One thing that has been missing from NFL games this year is the excitement of kickoff returns. Gone is that feeling that anything can happen and probably will, and inserted in its place is the dreadful reality that the ball is probably going to end up getting hammered out of the endzone for a touchback. The rule change has definitely taken the spontaneity out of the play, and while it is all for a good cause -- preventing head trauma (count me in) -- it still reeks a bit of sissification (new word, bear with me).
I though Josh Cribb's interview with Jim Rome was pretty revealing about the mindset of NFL kick returners with regard to the new rules (click play above to listen). Turns out that they'd rather take their chances, risk the injury, and make the play exciting. I'm sure most fans agree, but as they say in sports-jargon "It is what it is."
Cribbs, who holds the all time NFL record with 8 kickoff returns for touchdowns, also gave some insight into the new challenges facing returners. When do you take it out of the endzone, and why?

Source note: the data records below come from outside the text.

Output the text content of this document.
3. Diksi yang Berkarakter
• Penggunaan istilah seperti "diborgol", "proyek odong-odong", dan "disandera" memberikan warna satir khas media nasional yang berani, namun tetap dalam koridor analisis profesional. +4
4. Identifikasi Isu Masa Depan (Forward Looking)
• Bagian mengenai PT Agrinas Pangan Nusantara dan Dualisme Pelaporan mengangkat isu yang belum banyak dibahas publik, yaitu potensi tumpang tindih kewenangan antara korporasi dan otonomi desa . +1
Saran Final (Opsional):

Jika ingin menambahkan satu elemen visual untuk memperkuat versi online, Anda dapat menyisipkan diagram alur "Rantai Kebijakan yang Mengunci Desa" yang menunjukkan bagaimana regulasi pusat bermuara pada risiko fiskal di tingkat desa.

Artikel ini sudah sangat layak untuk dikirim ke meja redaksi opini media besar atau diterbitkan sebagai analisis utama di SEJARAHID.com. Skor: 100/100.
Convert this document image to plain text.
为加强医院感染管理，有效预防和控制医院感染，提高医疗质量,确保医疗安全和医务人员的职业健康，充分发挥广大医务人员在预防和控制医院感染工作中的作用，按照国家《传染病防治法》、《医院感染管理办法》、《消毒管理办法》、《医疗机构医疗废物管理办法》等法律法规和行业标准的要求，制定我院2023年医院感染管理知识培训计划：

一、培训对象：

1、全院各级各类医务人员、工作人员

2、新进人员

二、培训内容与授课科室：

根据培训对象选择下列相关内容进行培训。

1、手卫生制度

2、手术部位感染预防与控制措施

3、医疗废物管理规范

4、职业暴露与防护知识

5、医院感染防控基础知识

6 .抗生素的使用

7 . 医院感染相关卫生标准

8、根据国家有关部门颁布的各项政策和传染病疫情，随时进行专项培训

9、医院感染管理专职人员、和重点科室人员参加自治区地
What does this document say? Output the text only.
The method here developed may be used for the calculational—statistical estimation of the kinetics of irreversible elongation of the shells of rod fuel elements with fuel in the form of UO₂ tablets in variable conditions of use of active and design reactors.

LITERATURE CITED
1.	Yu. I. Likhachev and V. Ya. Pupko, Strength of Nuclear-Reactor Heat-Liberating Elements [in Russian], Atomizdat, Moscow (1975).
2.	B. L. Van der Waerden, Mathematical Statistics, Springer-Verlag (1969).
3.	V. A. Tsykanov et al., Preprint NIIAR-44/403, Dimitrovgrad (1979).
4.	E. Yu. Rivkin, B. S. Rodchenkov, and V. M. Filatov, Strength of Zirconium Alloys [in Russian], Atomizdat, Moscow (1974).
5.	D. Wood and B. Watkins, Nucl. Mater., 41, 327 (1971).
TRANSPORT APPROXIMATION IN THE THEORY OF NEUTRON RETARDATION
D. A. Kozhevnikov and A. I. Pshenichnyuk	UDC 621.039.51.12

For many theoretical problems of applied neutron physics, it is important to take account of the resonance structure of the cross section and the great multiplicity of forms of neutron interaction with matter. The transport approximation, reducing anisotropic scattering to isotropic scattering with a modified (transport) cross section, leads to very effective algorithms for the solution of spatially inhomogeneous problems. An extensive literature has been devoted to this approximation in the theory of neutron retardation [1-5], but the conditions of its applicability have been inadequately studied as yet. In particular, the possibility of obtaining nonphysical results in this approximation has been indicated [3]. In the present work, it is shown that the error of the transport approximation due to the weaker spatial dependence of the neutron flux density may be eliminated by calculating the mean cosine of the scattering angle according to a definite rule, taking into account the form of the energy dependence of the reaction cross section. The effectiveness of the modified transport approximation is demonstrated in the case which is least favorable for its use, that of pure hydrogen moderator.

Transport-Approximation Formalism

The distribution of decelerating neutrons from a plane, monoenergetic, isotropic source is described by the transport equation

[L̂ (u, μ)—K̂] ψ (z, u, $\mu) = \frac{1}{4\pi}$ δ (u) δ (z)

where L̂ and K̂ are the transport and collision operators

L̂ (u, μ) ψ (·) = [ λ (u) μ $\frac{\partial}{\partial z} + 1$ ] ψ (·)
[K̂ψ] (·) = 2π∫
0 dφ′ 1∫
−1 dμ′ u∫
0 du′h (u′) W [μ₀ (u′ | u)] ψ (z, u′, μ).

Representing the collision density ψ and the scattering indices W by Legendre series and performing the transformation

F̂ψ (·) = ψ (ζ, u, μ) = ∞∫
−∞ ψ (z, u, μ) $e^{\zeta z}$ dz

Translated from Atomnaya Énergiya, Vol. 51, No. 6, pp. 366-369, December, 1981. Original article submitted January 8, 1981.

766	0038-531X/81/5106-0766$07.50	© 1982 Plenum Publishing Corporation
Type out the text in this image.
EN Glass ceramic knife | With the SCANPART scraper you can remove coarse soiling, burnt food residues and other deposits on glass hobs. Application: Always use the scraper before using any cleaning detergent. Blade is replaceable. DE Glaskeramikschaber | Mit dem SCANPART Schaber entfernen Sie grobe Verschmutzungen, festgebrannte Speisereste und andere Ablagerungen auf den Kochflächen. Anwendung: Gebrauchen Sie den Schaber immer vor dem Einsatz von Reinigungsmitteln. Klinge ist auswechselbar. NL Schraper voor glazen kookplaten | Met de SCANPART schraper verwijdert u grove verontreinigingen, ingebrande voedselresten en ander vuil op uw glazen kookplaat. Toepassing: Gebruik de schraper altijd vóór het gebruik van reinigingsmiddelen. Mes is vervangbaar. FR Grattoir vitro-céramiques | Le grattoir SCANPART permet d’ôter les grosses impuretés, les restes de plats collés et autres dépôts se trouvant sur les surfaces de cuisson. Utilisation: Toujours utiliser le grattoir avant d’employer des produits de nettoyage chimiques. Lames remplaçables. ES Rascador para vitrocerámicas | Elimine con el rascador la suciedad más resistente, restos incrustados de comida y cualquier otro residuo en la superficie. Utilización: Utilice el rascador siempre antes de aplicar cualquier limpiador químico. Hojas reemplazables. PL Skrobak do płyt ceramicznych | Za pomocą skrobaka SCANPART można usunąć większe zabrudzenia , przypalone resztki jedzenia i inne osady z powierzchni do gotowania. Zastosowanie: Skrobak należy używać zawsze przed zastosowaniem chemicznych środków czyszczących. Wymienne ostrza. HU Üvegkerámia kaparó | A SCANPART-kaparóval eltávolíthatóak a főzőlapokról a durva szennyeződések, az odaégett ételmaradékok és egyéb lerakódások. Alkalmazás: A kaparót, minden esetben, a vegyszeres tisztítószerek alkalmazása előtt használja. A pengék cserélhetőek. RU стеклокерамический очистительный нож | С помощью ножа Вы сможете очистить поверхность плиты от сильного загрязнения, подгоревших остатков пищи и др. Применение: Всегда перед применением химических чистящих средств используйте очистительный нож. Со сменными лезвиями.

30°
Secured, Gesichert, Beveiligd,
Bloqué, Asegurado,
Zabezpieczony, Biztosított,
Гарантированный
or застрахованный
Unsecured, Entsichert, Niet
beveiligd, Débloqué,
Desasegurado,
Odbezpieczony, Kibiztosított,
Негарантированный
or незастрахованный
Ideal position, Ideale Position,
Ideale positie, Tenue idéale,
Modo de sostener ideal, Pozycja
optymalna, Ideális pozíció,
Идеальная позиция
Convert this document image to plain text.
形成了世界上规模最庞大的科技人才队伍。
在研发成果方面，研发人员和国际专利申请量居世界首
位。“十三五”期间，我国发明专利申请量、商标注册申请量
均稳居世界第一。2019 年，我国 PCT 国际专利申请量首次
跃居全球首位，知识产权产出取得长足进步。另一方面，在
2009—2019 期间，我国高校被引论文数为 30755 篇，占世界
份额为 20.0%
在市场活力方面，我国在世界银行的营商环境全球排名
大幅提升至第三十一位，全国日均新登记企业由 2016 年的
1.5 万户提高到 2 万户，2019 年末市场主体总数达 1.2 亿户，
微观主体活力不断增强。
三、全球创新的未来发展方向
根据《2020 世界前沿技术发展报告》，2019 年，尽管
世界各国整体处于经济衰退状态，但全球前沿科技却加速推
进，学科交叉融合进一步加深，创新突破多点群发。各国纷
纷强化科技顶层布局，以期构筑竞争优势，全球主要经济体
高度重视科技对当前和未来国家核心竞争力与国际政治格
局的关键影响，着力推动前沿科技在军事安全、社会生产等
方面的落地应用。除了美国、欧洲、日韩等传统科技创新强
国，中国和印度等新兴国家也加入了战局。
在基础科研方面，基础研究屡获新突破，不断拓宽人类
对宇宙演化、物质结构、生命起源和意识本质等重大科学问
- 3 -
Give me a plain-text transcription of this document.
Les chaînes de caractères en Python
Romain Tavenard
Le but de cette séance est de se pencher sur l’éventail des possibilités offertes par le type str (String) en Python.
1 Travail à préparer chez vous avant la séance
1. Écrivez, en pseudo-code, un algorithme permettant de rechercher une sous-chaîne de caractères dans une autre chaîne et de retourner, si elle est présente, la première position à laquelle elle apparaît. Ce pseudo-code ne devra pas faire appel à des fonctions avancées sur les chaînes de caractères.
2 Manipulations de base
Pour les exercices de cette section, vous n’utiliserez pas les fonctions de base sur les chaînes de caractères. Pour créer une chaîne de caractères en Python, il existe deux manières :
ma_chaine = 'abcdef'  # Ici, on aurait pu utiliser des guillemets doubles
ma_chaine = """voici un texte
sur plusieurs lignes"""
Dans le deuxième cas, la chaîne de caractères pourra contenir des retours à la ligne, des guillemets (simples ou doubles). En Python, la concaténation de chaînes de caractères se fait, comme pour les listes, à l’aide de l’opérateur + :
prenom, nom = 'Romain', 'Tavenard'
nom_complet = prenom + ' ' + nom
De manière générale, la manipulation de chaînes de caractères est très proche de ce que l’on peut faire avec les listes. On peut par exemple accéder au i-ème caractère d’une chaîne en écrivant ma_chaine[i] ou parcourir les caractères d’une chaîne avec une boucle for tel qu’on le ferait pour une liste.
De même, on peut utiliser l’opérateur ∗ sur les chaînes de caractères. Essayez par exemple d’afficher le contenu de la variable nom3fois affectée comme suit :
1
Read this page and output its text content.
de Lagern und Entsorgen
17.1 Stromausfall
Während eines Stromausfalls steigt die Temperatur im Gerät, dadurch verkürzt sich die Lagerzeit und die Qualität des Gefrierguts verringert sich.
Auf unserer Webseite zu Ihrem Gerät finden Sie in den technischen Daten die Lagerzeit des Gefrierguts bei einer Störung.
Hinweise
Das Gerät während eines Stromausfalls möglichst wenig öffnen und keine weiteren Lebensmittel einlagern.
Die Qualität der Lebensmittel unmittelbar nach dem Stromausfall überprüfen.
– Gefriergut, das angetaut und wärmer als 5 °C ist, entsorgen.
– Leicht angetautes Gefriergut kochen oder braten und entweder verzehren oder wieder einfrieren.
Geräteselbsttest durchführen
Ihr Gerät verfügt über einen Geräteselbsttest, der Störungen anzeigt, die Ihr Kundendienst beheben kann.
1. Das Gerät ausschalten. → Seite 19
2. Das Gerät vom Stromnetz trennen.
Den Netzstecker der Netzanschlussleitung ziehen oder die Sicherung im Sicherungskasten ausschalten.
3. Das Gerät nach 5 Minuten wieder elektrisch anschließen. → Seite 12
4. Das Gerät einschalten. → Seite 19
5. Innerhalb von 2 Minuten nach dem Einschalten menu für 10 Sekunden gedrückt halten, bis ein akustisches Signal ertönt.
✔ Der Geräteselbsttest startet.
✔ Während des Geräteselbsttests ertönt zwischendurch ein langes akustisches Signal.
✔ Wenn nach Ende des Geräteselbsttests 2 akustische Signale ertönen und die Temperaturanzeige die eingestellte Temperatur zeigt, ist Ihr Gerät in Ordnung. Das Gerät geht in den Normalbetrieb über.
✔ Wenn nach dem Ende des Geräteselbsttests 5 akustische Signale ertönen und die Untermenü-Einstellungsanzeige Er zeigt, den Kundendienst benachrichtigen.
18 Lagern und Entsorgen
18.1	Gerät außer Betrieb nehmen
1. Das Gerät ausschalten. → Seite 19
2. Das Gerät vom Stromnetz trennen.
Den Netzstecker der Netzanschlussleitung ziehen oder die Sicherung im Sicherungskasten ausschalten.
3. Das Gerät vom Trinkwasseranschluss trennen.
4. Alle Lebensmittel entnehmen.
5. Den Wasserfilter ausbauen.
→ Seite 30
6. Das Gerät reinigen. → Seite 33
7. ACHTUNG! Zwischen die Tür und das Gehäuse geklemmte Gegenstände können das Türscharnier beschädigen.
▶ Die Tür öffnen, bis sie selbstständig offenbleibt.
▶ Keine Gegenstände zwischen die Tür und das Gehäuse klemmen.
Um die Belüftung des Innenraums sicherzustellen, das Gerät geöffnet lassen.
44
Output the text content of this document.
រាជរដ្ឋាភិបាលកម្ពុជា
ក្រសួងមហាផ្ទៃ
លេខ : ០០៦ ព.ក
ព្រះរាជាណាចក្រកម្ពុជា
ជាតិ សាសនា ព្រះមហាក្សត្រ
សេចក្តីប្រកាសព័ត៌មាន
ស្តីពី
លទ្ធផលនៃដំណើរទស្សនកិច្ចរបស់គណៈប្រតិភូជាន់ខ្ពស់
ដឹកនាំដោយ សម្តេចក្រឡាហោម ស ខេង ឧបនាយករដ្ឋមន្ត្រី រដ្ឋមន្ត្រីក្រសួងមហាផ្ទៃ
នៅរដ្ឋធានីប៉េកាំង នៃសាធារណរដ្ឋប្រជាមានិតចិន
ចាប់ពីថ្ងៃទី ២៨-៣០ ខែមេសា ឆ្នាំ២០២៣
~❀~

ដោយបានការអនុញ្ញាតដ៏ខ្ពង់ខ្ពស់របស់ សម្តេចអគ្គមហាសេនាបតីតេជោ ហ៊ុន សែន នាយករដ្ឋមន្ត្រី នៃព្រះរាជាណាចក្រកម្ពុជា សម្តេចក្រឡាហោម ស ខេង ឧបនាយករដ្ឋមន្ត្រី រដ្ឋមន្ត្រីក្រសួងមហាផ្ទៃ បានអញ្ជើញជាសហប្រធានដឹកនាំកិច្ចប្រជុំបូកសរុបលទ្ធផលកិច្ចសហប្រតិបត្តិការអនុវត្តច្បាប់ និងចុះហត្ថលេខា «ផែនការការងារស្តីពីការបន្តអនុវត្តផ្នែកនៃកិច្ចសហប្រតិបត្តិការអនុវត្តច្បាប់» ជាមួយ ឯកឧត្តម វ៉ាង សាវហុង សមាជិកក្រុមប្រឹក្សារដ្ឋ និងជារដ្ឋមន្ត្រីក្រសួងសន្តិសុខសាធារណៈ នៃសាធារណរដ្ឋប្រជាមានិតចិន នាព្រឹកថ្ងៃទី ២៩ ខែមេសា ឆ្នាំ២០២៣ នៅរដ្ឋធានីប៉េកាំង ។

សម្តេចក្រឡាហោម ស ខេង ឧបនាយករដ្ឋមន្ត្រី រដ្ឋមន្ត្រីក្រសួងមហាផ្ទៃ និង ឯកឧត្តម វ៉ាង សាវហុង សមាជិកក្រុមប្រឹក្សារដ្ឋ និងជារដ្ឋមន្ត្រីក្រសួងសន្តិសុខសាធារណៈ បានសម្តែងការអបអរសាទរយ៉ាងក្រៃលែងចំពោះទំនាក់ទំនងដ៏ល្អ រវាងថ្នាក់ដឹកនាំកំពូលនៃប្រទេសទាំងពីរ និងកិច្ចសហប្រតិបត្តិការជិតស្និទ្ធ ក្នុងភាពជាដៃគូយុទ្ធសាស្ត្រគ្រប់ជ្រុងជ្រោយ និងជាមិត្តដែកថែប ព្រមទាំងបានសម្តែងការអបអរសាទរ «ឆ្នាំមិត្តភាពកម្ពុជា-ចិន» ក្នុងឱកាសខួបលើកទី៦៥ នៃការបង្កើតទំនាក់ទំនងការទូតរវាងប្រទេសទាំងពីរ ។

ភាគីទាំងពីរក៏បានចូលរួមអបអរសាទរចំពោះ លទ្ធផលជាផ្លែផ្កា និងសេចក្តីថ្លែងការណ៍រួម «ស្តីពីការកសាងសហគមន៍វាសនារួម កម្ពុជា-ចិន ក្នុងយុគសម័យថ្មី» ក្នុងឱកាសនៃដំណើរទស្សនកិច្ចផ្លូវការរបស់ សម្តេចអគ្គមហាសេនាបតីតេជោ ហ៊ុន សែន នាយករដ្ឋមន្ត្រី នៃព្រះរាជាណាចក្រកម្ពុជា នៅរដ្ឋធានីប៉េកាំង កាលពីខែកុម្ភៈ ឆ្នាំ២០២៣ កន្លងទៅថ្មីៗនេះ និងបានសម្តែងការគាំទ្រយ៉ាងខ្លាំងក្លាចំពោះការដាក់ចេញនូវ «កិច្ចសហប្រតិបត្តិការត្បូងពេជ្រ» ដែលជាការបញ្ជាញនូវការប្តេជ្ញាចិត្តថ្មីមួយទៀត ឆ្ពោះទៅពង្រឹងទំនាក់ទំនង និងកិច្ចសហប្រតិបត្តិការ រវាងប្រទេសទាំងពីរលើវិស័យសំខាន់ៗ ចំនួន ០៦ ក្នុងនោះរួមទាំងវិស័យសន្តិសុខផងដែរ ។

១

While the new rules (in addition to moving the kick up 5 yards, defenders are only allowed 5 yard run-up, where they previously had 15) may be slowing some returners, Cribbs has still held his own, averaging over 34 yards per return, and knocking off a long of 52.
After three weeks there have been three kicks returned for TD's and 16 returns of 40+ yards.
In 2010 there were 23 kicks returned for TD's and 114 returns of 40+ yards.